The book is structured as a tripod to a balanced life (from a quote by Benjamin Franklin): Healthy, Wealthy and WiseHealthy: how to keep your body and mind in a physical state that allows you to perform and focus to a high degree. Wealthy: freeing yourself from work be it with finance or even with time and relationships. Finally Wise: how to develop your potential and expand your thinking. These sections are not mutually exclusive but allow you to decide what is your most burning need and focus there first.

I started with healthy because I ended the year on a stressful note and was looking for insight on how to design a healthier more sustainable lifestyle.
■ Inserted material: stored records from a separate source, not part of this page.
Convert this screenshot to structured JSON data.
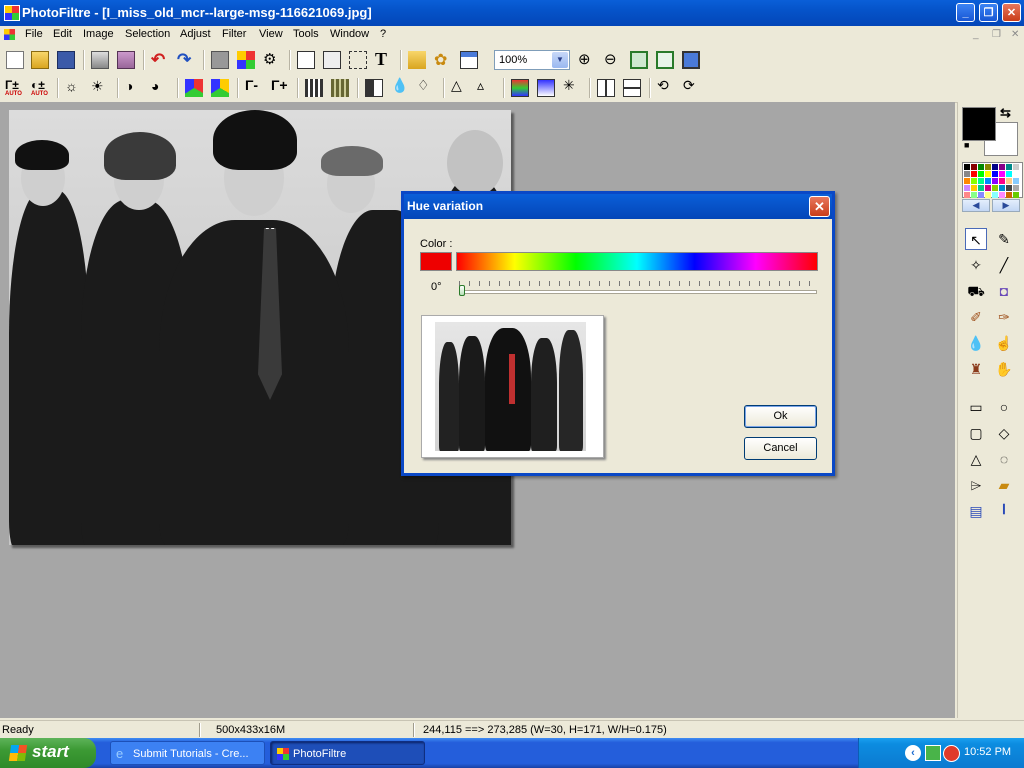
{
  "window": {
    "title": "PhotoFiltre - [I_miss_old_mcr--large-msg-116621069.jpg]",
    "minimize": "_",
    "restore": "❐",
    "close": "✕"
  },
  "menu": {
    "items": [
      "File",
      "Edit",
      "Image",
      "Selection",
      "Adjust",
      "Filter",
      "View",
      "Tools",
      "Window",
      "?"
    ],
    "mdi_minimize": "_",
    "mdi_restore": "❐",
    "mdi_close": "✕"
  },
  "toolbar": {
    "zoom_value": "100%",
    "auto_label": "AUTO"
  },
  "dialog": {
    "title": "Hue variation",
    "color_label": "Color :",
    "angle_value": "0°",
    "hue": 0,
    "ok_label": "Ok",
    "cancel_label": "Cancel",
    "color_swatch": "#ee0000"
  },
  "colors": {
    "foreground": "#000000",
    "background": "#ffffff"
  },
  "status": {
    "ready": "Ready",
    "image_info": "500x433x16M",
    "coords": "244,115 ==> 273,285 (W=30, H=171, W/H=0.175)"
  },
  "taskbar": {
    "start_label": "start",
    "items": [
      {
        "label": "Submit Tutorials - Cre..."
      },
      {
        "label": "PhotoFiltre"
      }
    ],
    "clock": "10:52 PM"
  }
}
Even though I have not finished, this has become the book I speak about the most to people. I am not sure I will be going into ketosis (read the Health section to understand what I am talking about) anytime soon but this book has had an impact on my life. I have fixed my back with J-curls, balanced my workouts by including strength and flexibility into my running schedule and have started to clear some of the injuries that have been plaguing me for years. I am in a mentally better state and have been able to deal with the rollercoaster of 2017 in a way more positive way.

To sum up, Tim has done most of the heavy lifting of summarising hours of content, putting it in an easy access format and has categorised it so you can jump right in and get some value out immediately. If you are curious about improving yourself and are looking to make yourself more balanced and productive, this will be one of the best books you ever buy.